We next see it years later in a short list of miscellaneous items that she carries on her walk down Route 66, a tiny, silent bridge between her teen years and her battle-scarred veteran life.
It then shows up again at the end of the book, this time having grown from a nail file to a symbol of her letting go of her grieving for her lost love (the same guy she was at the pool with fourteen years earlier) and taking a step toward letting herself fully accept the love of her boyfriend:
But today [as I stood in front of his grave at the veteran’s cemetery,] I didn’t have any words. For the first time, I just didn’t feel like I had anything I needed to say. Everything that needed to be said had been said a few hours ago. I took the seashell [he had given me when I was seven] from my purse and placed it over the middle of “Afghanistan”. I stared at it for a while. It didn’t look right to me, and I couldn’t make it look right there, so I slid it down to between his dates of birth and death. That looked better, but still not where it belonged.
I knelt for a moment, then took out my nail file. I sliced a small semicircle in the turf in front of the marker and placed the seashell under the patch of grass. I tamped it down with my hand, then stuck the nail file deep into the ground so just the handle stood straight up in front of his marker.
“Sorry it’s not a refrigerator magnet, buddy. I wish I could do more.”
I fell onto my knees and into the kind of tears that are so strong they’re silent. The kind that make you feel like a little piece of you is falling away with each drop. After I’d been like that for a couple of minutes, I felt a light arm around my shoulder.

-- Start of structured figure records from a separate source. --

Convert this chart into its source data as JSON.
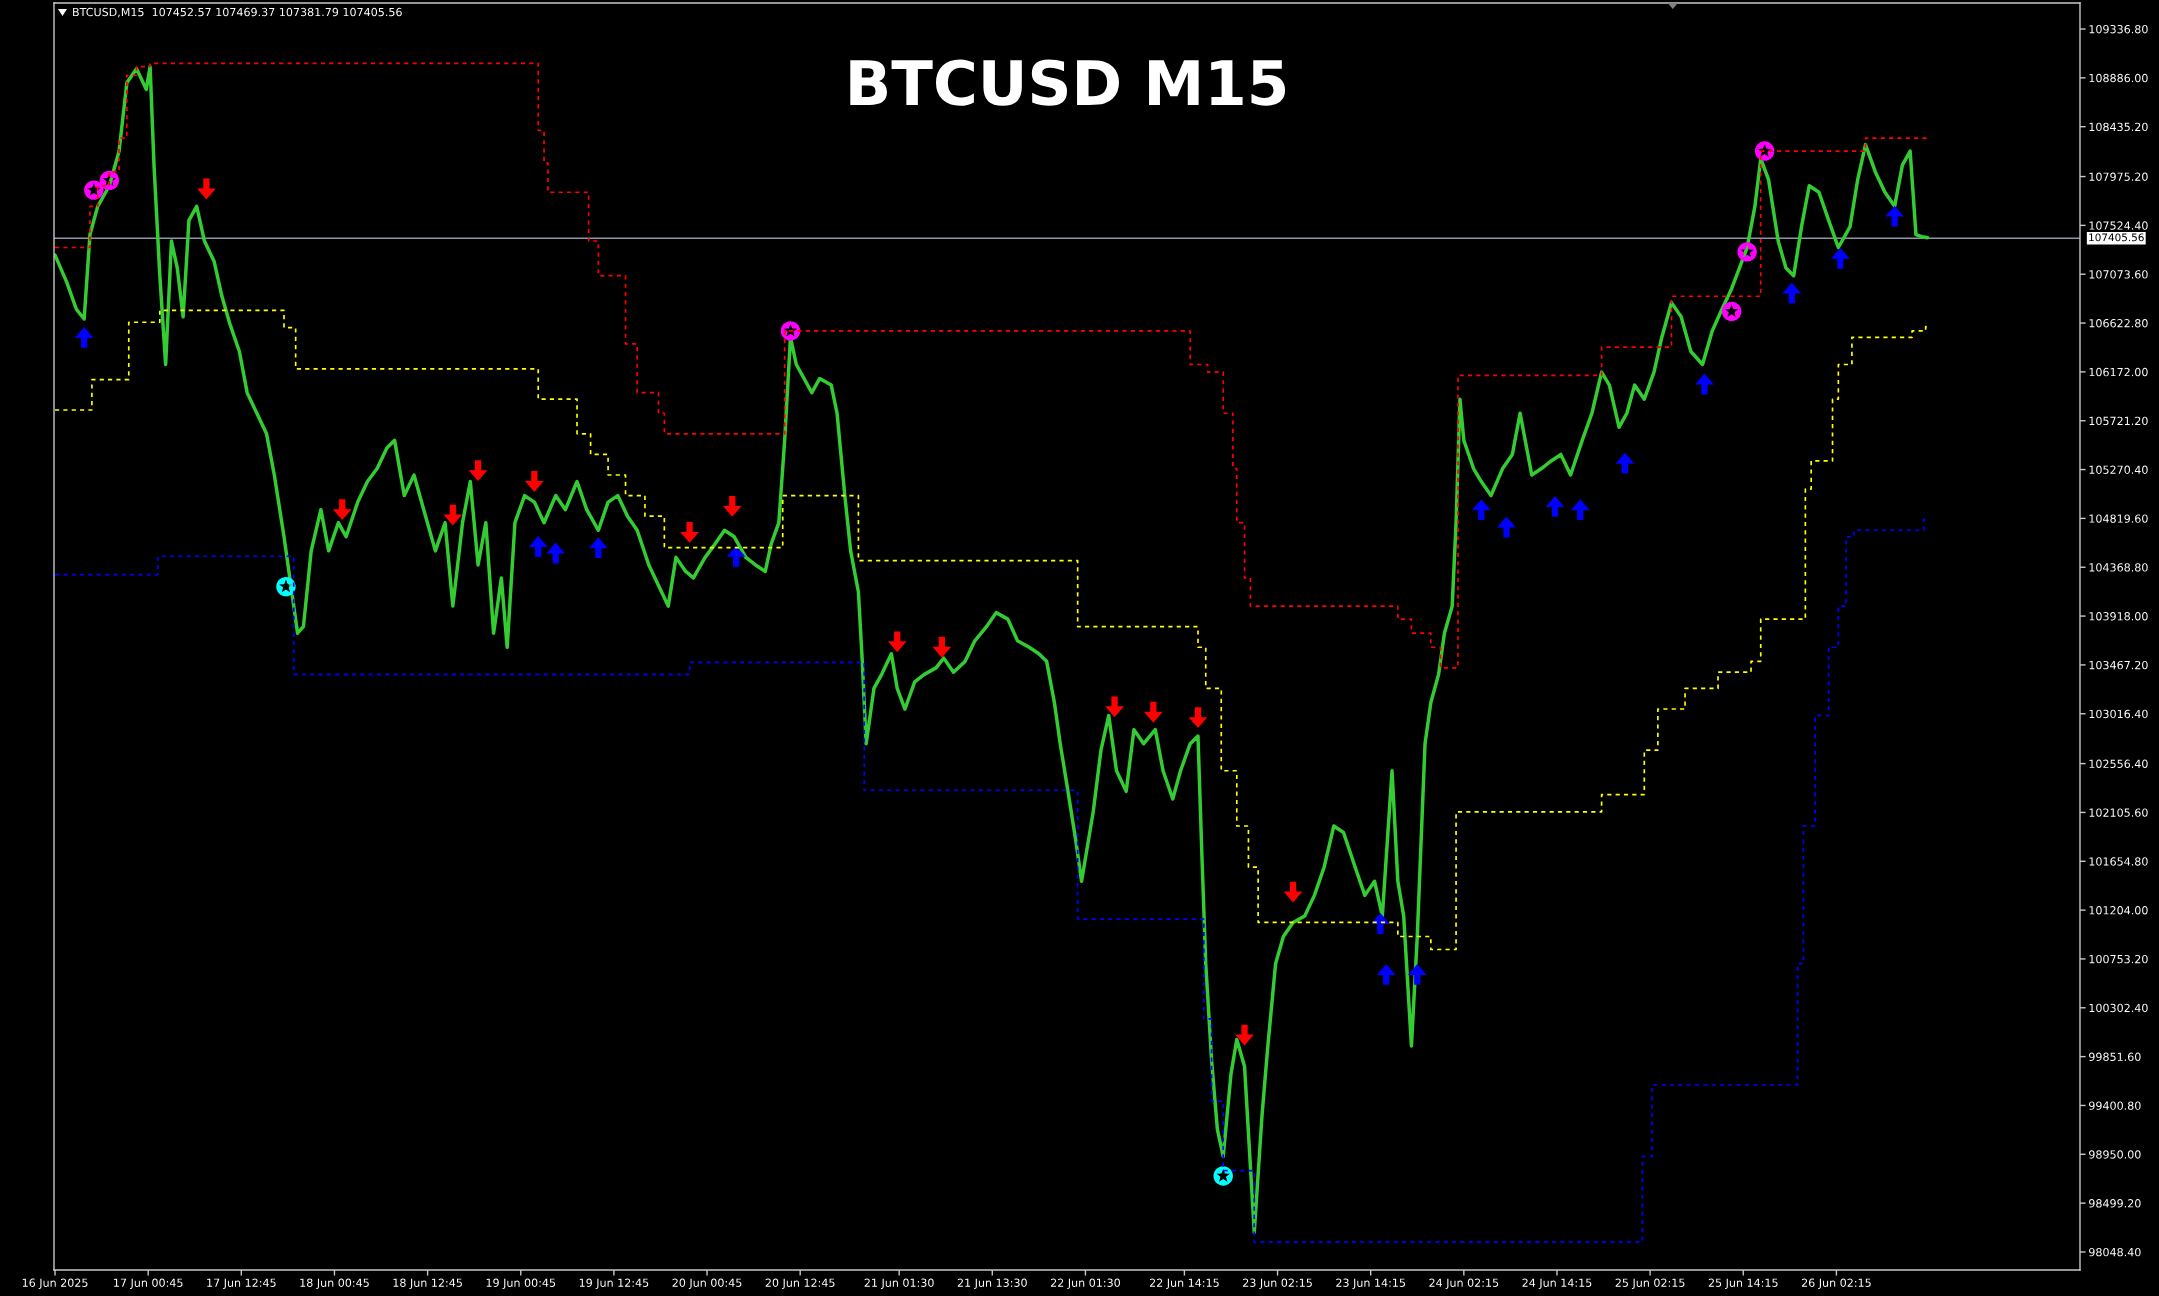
{
  "chart_data": {
    "type": "line",
    "title": "BTCUSD M15",
    "subtitle": "BTCUSD,M15  107452.57 107469.37 107381.79 107405.56",
    "xlim": [
      "2025-06-16T12:37",
      "2025-06-27T09:38"
    ],
    "xticks": [
      {
        "value": "2025-06-16T12:45",
        "label": "16 Jun 2025"
      },
      {
        "value": "2025-06-17T00:45",
        "label": "17 Jun 00:45"
      },
      {
        "value": "2025-06-17T12:45",
        "label": "17 Jun 12:45"
      },
      {
        "value": "2025-06-18T00:45",
        "label": "18 Jun 00:45"
      },
      {
        "value": "2025-06-18T12:45",
        "label": "18 Jun 12:45"
      },
      {
        "value": "2025-06-19T00:45",
        "label": "19 Jun 00:45"
      },
      {
        "value": "2025-06-19T12:45",
        "label": "19 Jun 12:45"
      },
      {
        "value": "2025-06-20T00:45",
        "label": "20 Jun 00:45"
      },
      {
        "value": "2025-06-20T12:45",
        "label": "20 Jun 12:45"
      },
      {
        "value": "2025-06-21T01:30",
        "label": "21 Jun 01:30"
      },
      {
        "value": "2025-06-21T13:30",
        "label": "21 Jun 13:30"
      },
      {
        "value": "2025-06-22T01:30",
        "label": "22 Jun 01:30"
      },
      {
        "value": "2025-06-22T14:15",
        "label": "22 Jun 14:15"
      },
      {
        "value": "2025-06-23T02:15",
        "label": "23 Jun 02:15"
      },
      {
        "value": "2025-06-23T14:15",
        "label": "23 Jun 14:15"
      },
      {
        "value": "2025-06-24T02:15",
        "label": "24 Jun 02:15"
      },
      {
        "value": "2025-06-24T14:15",
        "label": "24 Jun 14:15"
      },
      {
        "value": "2025-06-25T02:15",
        "label": "25 Jun 02:15"
      },
      {
        "value": "2025-06-25T14:15",
        "label": "25 Jun 14:15"
      },
      {
        "value": "2025-06-26T02:15",
        "label": "26 Jun 02:15"
      }
    ],
    "ylim": [
      97882,
      109577
    ],
    "yticks": [
      {
        "value": 98048.4,
        "label": "98048.40"
      },
      {
        "value": 98499.2,
        "label": "98499.20"
      },
      {
        "value": 98950.0,
        "label": "98950.00"
      },
      {
        "value": 99400.8,
        "label": "99400.80"
      },
      {
        "value": 99851.6,
        "label": "99851.60"
      },
      {
        "value": 100302.4,
        "label": "100302.40"
      },
      {
        "value": 100753.2,
        "label": "100753.20"
      },
      {
        "value": 101204.0,
        "label": "101204.00"
      },
      {
        "value": 101654.8,
        "label": "101654.80"
      },
      {
        "value": 102105.6,
        "label": "102105.60"
      },
      {
        "value": 102556.4,
        "label": "102556.40"
      },
      {
        "value": 103016.4,
        "label": "103016.40"
      },
      {
        "value": 103467.2,
        "label": "103467.20"
      },
      {
        "value": 103918.0,
        "label": "103918.00"
      },
      {
        "value": 104368.8,
        "label": "104368.80"
      },
      {
        "value": 104819.6,
        "label": "104819.60"
      },
      {
        "value": 105270.4,
        "label": "105270.40"
      },
      {
        "value": 105721.2,
        "label": "105721.20"
      },
      {
        "value": 106172.0,
        "label": "106172.00"
      },
      {
        "value": 106622.8,
        "label": "106622.80"
      },
      {
        "value": 107073.6,
        "label": "107073.60"
      },
      {
        "value": 107524.4,
        "label": "107524.40"
      },
      {
        "value": 107975.2,
        "label": "107975.20"
      },
      {
        "value": 108435.2,
        "label": "108435.20"
      },
      {
        "value": 108886.0,
        "label": "108886.00"
      },
      {
        "value": 109336.8,
        "label": "109336.80"
      }
    ],
    "grid": false,
    "ref_lines": [
      {
        "axis": "y",
        "value": 107405.56,
        "label": "107405.56",
        "color": "#8c96a5",
        "line_style": "solid"
      }
    ],
    "series": [
      {
        "type": "step",
        "color": "#ff0000",
        "line_style": "dotted",
        "x": [
          "2025-06-16T12:45",
          "2025-06-16T17:15",
          "2025-06-16T18:15",
          "2025-06-16T19:45",
          "2025-06-16T21:00",
          "2025-06-16T22:00",
          "2025-06-16T23:15",
          "2025-06-17T01:00",
          "2025-06-19T03:00",
          "2025-06-19T03:45",
          "2025-06-19T04:15",
          "2025-06-19T09:30",
          "2025-06-19T10:45",
          "2025-06-19T14:15",
          "2025-06-19T15:45",
          "2025-06-19T18:30",
          "2025-06-19T19:15",
          "2025-06-20T10:45",
          "2025-06-22T15:00",
          "2025-06-22T17:15",
          "2025-06-22T19:15",
          "2025-06-22T20:30",
          "2025-06-22T21:00",
          "2025-06-22T22:00",
          "2025-06-22T22:45",
          "2025-06-23T17:45",
          "2025-06-23T19:30",
          "2025-06-23T22:00",
          "2025-06-23T23:15",
          "2025-06-24T01:30",
          "2025-06-24T20:00",
          "2025-06-25T05:00",
          "2025-06-25T16:30",
          "2025-06-26T06:00",
          "2025-06-26T14:00"
        ],
        "values": [
          107320,
          107700,
          107890,
          108020,
          108330,
          108910,
          108990,
          109020,
          108400,
          108100,
          107830,
          107380,
          107060,
          106430,
          105980,
          105790,
          105600,
          106550,
          106240,
          106170,
          105790,
          105280,
          104780,
          104270,
          104010,
          103890,
          103760,
          103630,
          103440,
          106140,
          106400,
          106870,
          108210,
          108330,
          108330
        ]
      },
      {
        "type": "step",
        "color": "#ffff00",
        "line_style": "dotted",
        "x": [
          "2025-06-16T12:45",
          "2025-06-16T17:30",
          "2025-06-16T22:15",
          "2025-06-17T02:15",
          "2025-06-17T18:15",
          "2025-06-17T19:45",
          "2025-06-19T03:00",
          "2025-06-19T08:00",
          "2025-06-19T09:45",
          "2025-06-19T12:00",
          "2025-06-19T14:15",
          "2025-06-19T16:45",
          "2025-06-19T19:15",
          "2025-06-20T10:30",
          "2025-06-20T20:15",
          "2025-06-22T00:30",
          "2025-06-22T16:00",
          "2025-06-22T17:00",
          "2025-06-22T19:00",
          "2025-06-22T21:00",
          "2025-06-22T22:30",
          "2025-06-22T23:45",
          "2025-06-23T17:45",
          "2025-06-23T22:00",
          "2025-06-24T01:15",
          "2025-06-24T20:00",
          "2025-06-25T01:30",
          "2025-06-25T03:15",
          "2025-06-25T06:45",
          "2025-06-25T11:00",
          "2025-06-25T15:15",
          "2025-06-25T16:30",
          "2025-06-25T22:15",
          "2025-06-25T23:00",
          "2025-06-26T01:45",
          "2025-06-26T02:30",
          "2025-06-26T04:15",
          "2025-06-26T12:00",
          "2025-06-26T13:45",
          "2025-06-26T14:00"
        ],
        "values": [
          105820,
          106100,
          106630,
          106740,
          106580,
          106200,
          105920,
          105600,
          105410,
          105220,
          105030,
          104840,
          104550,
          105030,
          104430,
          103820,
          103630,
          103250,
          102490,
          101980,
          101600,
          101090,
          100960,
          100840,
          102110,
          102270,
          102680,
          103060,
          103250,
          103400,
          103500,
          103890,
          105090,
          105350,
          105920,
          106240,
          106490,
          106550,
          106590,
          106590
        ]
      },
      {
        "type": "step",
        "color": "#0000ff",
        "line_style": "dotted",
        "x": [
          "2025-06-16T12:45",
          "2025-06-17T02:00",
          "2025-06-17T19:30",
          "2025-06-19T22:30",
          "2025-06-20T21:00",
          "2025-06-22T00:30",
          "2025-06-22T16:45",
          "2025-06-22T17:45",
          "2025-06-22T19:15",
          "2025-06-22T23:15",
          "2025-06-25T01:15",
          "2025-06-25T02:30",
          "2025-06-25T21:15",
          "2025-06-25T22:00",
          "2025-06-25T23:30",
          "2025-06-26T01:15",
          "2025-06-26T02:30",
          "2025-06-26T03:30",
          "2025-06-26T04:30",
          "2025-06-26T13:30",
          "2025-06-26T14:00"
        ],
        "values": [
          104300,
          104470,
          103380,
          103490,
          102310,
          101120,
          100200,
          99440,
          98800,
          98140,
          98930,
          99590,
          100710,
          101980,
          103000,
          103630,
          104010,
          104650,
          104710,
          104810,
          104810
        ]
      },
      {
        "color": "#33cc33",
        "line_style": "solid",
        "x": [
          "2025-06-16T12:45",
          "2025-06-16T14:15",
          "2025-06-16T15:30",
          "2025-06-16T16:30",
          "2025-06-16T17:15",
          "2025-06-16T18:15",
          "2025-06-16T19:45",
          "2025-06-16T21:00",
          "2025-06-16T22:00",
          "2025-06-16T23:15",
          "2025-06-17T00:30",
          "2025-06-17T01:00",
          "2025-06-17T01:30",
          "2025-06-17T02:15",
          "2025-06-17T03:00",
          "2025-06-17T03:45",
          "2025-06-17T04:30",
          "2025-06-17T05:15",
          "2025-06-17T06:00",
          "2025-06-17T07:00",
          "2025-06-17T08:00",
          "2025-06-17T09:15",
          "2025-06-17T10:15",
          "2025-06-17T11:15",
          "2025-06-17T12:30",
          "2025-06-17T13:30",
          "2025-06-17T14:45",
          "2025-06-17T16:00",
          "2025-06-17T17:00",
          "2025-06-17T18:15",
          "2025-06-17T19:00",
          "2025-06-17T20:00",
          "2025-06-17T20:45",
          "2025-06-17T21:45",
          "2025-06-17T23:00",
          "2025-06-18T00:00",
          "2025-06-18T01:15",
          "2025-06-18T02:15",
          "2025-06-18T03:45",
          "2025-06-18T05:00",
          "2025-06-18T06:15",
          "2025-06-18T07:30",
          "2025-06-18T08:30",
          "2025-06-18T09:45",
          "2025-06-18T11:00",
          "2025-06-18T12:15",
          "2025-06-18T13:45",
          "2025-06-18T15:00",
          "2025-06-18T16:00",
          "2025-06-18T17:15",
          "2025-06-18T18:15",
          "2025-06-18T19:15",
          "2025-06-18T20:15",
          "2025-06-18T21:15",
          "2025-06-18T22:15",
          "2025-06-18T23:00",
          "2025-06-19T00:00",
          "2025-06-19T01:15",
          "2025-06-19T02:30",
          "2025-06-19T03:45",
          "2025-06-19T05:15",
          "2025-06-19T06:30",
          "2025-06-19T08:00",
          "2025-06-19T09:15",
          "2025-06-19T10:45",
          "2025-06-19T12:00",
          "2025-06-19T13:15",
          "2025-06-19T14:30",
          "2025-06-19T15:45",
          "2025-06-19T17:15",
          "2025-06-19T18:30",
          "2025-06-19T19:45",
          "2025-06-19T20:45",
          "2025-06-19T22:00",
          "2025-06-19T23:00",
          "2025-06-20T00:30",
          "2025-06-20T01:45",
          "2025-06-20T03:00",
          "2025-06-20T04:15",
          "2025-06-20T05:45",
          "2025-06-20T07:00",
          "2025-06-20T08:15",
          "2025-06-20T09:00",
          "2025-06-20T10:00",
          "2025-06-20T10:45",
          "2025-06-20T11:30",
          "2025-06-20T12:15",
          "2025-06-20T14:15",
          "2025-06-20T15:15",
          "2025-06-20T16:45",
          "2025-06-20T17:30",
          "2025-06-20T18:30",
          "2025-06-20T19:15",
          "2025-06-20T20:15",
          "2025-06-20T20:45",
          "2025-06-20T21:15",
          "2025-06-20T22:15",
          "2025-06-20T23:15",
          "2025-06-21T00:30",
          "2025-06-21T01:15",
          "2025-06-21T02:15",
          "2025-06-21T03:30",
          "2025-06-21T04:45",
          "2025-06-21T06:15",
          "2025-06-21T07:15",
          "2025-06-21T08:30",
          "2025-06-21T10:00",
          "2025-06-21T11:15",
          "2025-06-21T12:45",
          "2025-06-21T14:00",
          "2025-06-21T15:30",
          "2025-06-21T16:45",
          "2025-06-21T18:15",
          "2025-06-21T19:30",
          "2025-06-21T20:30",
          "2025-06-21T21:30",
          "2025-06-21T22:15",
          "2025-06-21T23:15",
          "2025-06-22T00:15",
          "2025-06-22T01:00",
          "2025-06-22T02:30",
          "2025-06-22T03:30",
          "2025-06-22T04:30",
          "2025-06-22T05:30",
          "2025-06-22T06:45",
          "2025-06-22T07:45",
          "2025-06-22T09:00",
          "2025-06-22T10:30",
          "2025-06-22T11:30",
          "2025-06-22T12:45",
          "2025-06-22T13:45",
          "2025-06-22T15:00",
          "2025-06-22T16:00",
          "2025-06-22T16:30",
          "2025-06-22T17:00",
          "2025-06-22T17:45",
          "2025-06-22T18:30",
          "2025-06-22T19:15",
          "2025-06-22T20:15",
          "2025-06-22T21:00",
          "2025-06-22T22:00",
          "2025-06-22T23:15",
          "2025-06-23T00:15",
          "2025-06-23T01:00",
          "2025-06-23T02:00",
          "2025-06-23T03:00",
          "2025-06-23T04:15",
          "2025-06-23T05:45",
          "2025-06-23T07:00",
          "2025-06-23T08:15",
          "2025-06-23T09:30",
          "2025-06-23T10:45",
          "2025-06-23T12:15",
          "2025-06-23T13:30",
          "2025-06-23T14:45",
          "2025-06-23T15:45",
          "2025-06-23T17:00",
          "2025-06-23T17:45",
          "2025-06-23T18:30",
          "2025-06-23T19:30",
          "2025-06-23T20:15",
          "2025-06-23T21:15",
          "2025-06-23T22:00",
          "2025-06-23T23:00",
          "2025-06-23T23:45",
          "2025-06-24T00:45",
          "2025-06-24T01:15",
          "2025-06-24T01:45",
          "2025-06-24T02:15",
          "2025-06-24T03:30",
          "2025-06-24T04:30",
          "2025-06-24T05:45",
          "2025-06-24T07:15",
          "2025-06-24T08:30",
          "2025-06-24T09:30",
          "2025-06-24T11:00",
          "2025-06-24T12:15",
          "2025-06-24T13:30",
          "2025-06-24T14:45",
          "2025-06-24T16:00",
          "2025-06-24T17:30",
          "2025-06-24T18:45",
          "2025-06-24T20:00",
          "2025-06-24T21:00",
          "2025-06-24T22:15",
          "2025-06-24T23:15",
          "2025-06-25T00:15",
          "2025-06-25T01:30",
          "2025-06-25T02:45",
          "2025-06-25T03:45",
          "2025-06-25T05:00",
          "2025-06-25T06:15",
          "2025-06-25T07:30",
          "2025-06-25T09:00",
          "2025-06-25T10:15",
          "2025-06-25T11:30",
          "2025-06-25T12:45",
          "2025-06-25T13:45",
          "2025-06-25T14:45",
          "2025-06-25T15:45",
          "2025-06-25T16:30",
          "2025-06-25T17:30",
          "2025-06-25T18:45",
          "2025-06-25T19:45",
          "2025-06-25T20:45",
          "2025-06-25T21:45",
          "2025-06-25T22:45",
          "2025-06-26T00:00",
          "2025-06-26T01:15",
          "2025-06-26T02:30",
          "2025-06-26T04:00",
          "2025-06-26T05:00",
          "2025-06-26T06:00",
          "2025-06-26T07:15",
          "2025-06-26T08:30",
          "2025-06-26T09:45",
          "2025-06-26T10:45",
          "2025-06-26T11:45",
          "2025-06-26T12:30",
          "2025-06-26T13:15",
          "2025-06-26T14:00"
        ],
        "values": [
          107250,
          107000,
          106750,
          106660,
          107440,
          107700,
          107890,
          108210,
          108840,
          108970,
          108780,
          108990,
          108080,
          107060,
          106240,
          107380,
          107130,
          106680,
          107570,
          107700,
          107380,
          107190,
          106870,
          106620,
          106360,
          105980,
          105790,
          105600,
          105220,
          104650,
          104270,
          103760,
          103820,
          104520,
          104900,
          104520,
          104780,
          104650,
          104970,
          105160,
          105280,
          105470,
          105540,
          105030,
          105220,
          104900,
          104520,
          104780,
          104010,
          104780,
          105160,
          104390,
          104780,
          103760,
          104270,
          103630,
          104780,
          105030,
          104970,
          104780,
          105030,
          104900,
          105160,
          104900,
          104710,
          104970,
          105030,
          104840,
          104710,
          104390,
          104200,
          104010,
          104460,
          104330,
          104270,
          104460,
          104580,
          104710,
          104650,
          104460,
          104390,
          104330,
          104580,
          104780,
          105540,
          106490,
          106240,
          105980,
          106110,
          106050,
          105790,
          105030,
          104520,
          104140,
          103500,
          102740,
          103250,
          103380,
          103570,
          103250,
          103060,
          103310,
          103380,
          103440,
          103530,
          103400,
          103500,
          103690,
          103820,
          103950,
          103890,
          103690,
          103630,
          103570,
          103500,
          103120,
          102740,
          102300,
          101850,
          101470,
          102110,
          102680,
          103000,
          102490,
          102300,
          102870,
          102740,
          102870,
          102490,
          102230,
          102490,
          102740,
          102810,
          101720,
          100710,
          99820,
          99180,
          98930,
          99690,
          100010,
          99760,
          98230,
          99310,
          99950,
          100710,
          100960,
          101090,
          101150,
          101340,
          101600,
          101980,
          101920,
          101600,
          101340,
          101470,
          101150,
          102490,
          101470,
          101150,
          99950,
          100960,
          102740,
          103120,
          103380,
          103760,
          104010,
          104780,
          105920,
          105540,
          105280,
          105160,
          105030,
          105280,
          105410,
          105790,
          105220,
          105280,
          105350,
          105410,
          105220,
          105540,
          105790,
          106170,
          106050,
          105660,
          105790,
          106050,
          105920,
          106170,
          106490,
          106810,
          106680,
          106360,
          106240,
          106550,
          106750,
          106940,
          107130,
          107320,
          107700,
          108140,
          107950,
          107380,
          107130,
          107060,
          107510,
          107890,
          107830,
          107570,
          107320,
          107510,
          107950,
          108270,
          108020,
          107830,
          107700,
          108080,
          108210,
          107440,
          107420,
          107410
        ]
      },
      {
        "type": "scatter",
        "color": "#ff0000",
        "x": [
          "2025-06-17T08:15",
          "2025-06-18T01:45",
          "2025-06-18T16:00",
          "2025-06-18T19:15",
          "2025-06-19T02:30",
          "2025-06-19T22:30",
          "2025-06-20T04:00",
          "2025-06-21T01:15",
          "2025-06-21T07:00",
          "2025-06-22T05:15",
          "2025-06-22T10:15",
          "2025-06-22T16:00",
          "2025-06-22T22:00",
          "2025-06-23T04:15"
        ],
        "values": [
          107860,
          104900,
          104850,
          105260,
          105160,
          104690,
          104930,
          103680,
          103630,
          103080,
          103030,
          102980,
          100050,
          101370
        ]
      },
      {
        "type": "scatter",
        "color": "#0000ff",
        "x": [
          "2025-06-16T16:30",
          "2025-06-19T03:00",
          "2025-06-19T05:15",
          "2025-06-19T10:45",
          "2025-06-20T04:30",
          "2025-06-23T15:30",
          "2025-06-23T16:15",
          "2025-06-23T20:15",
          "2025-06-24T04:30",
          "2025-06-24T07:45",
          "2025-06-24T14:00",
          "2025-06-24T17:15",
          "2025-06-24T23:00",
          "2025-06-25T09:15",
          "2025-06-25T20:30",
          "2025-06-26T02:45",
          "2025-06-26T09:45"
        ],
        "values": [
          106490,
          104560,
          104500,
          104550,
          104470,
          101080,
          100610,
          100610,
          104900,
          104740,
          104930,
          104900,
          105330,
          106060,
          106900,
          107220,
          107610
        ]
      },
      {
        "type": "scatter",
        "color": "#ff00ff",
        "marker": "star",
        "x": [
          "2025-06-16T17:45",
          "2025-06-16T19:45",
          "2025-06-20T11:30",
          "2025-06-25T12:45",
          "2025-06-25T14:45",
          "2025-06-25T17:00"
        ],
        "values": [
          107850,
          107940,
          106550,
          106730,
          107280,
          108210
        ]
      },
      {
        "type": "scatter",
        "color": "#00ffff",
        "marker": "star",
        "x": [
          "2025-06-17T18:30",
          "2025-06-22T19:15"
        ],
        "values": [
          104190,
          98750
        ]
      }
    ]
  }
}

“Hey, Eileen. You all right?”
“Oui, love. I’m always like this when I’m here. You’ve just never seen it before. That’s why I told you to stay in the car.”
“I’ve seen it, just not in the sunlight. Is there anything I can do?”
“Bien sûr. Stop being rude and introduce yourself.”
He touched the cross on the marker and said, “Hello, sir. I’m Richard. Thank you for your service.”
He held me as my tears began to dry. I wiped my nose one last time and said, “I would have loved to have introduced you two formally.”
“Sometimes I feel like I’ve already met him.”
“I know he would have loved you.” He held me for a couple more minutes. “This year seems harder than usual and easier at the same time. I feel like I’m letting him go so I can put him somewhere deeper into me. I know that doesn’t make sense. It can’t be both at once.”
“I get it. When I retired and I got on my final flight home, when I left my teammates for the last time I felt sad for the good times but happy that I was able to have had them in my life at all. If you don’t make sense, then I don’t make sense, so take that for what it’s worth.”
He reached down and took the nail file out of the ground. I said, “No, leave that there.”
“He’s a guy. He doesn’t need a pink nail file.”
For the first time that day, I smiled. “Maybe it’s better you two didn’t meet.” I put it into the compartment in my purse where the seashell used to be.
So, as the book goes on, this nail file is:
- a simple letter opener
- an emotional signal
- a personality revealer (anxiety and how she deals with it)
- a personality revealer again (she holds on to things forever)
- a baton being passed from past to present
When I was first writing this, I didn’t set out to make a nail file mean something; it earned its place organically as the book went on. Not all things will work out like this. Sometimes a cigar really is just a cigar. But if that’s all it is, you need to ask yourself if it really needs to be in there at all.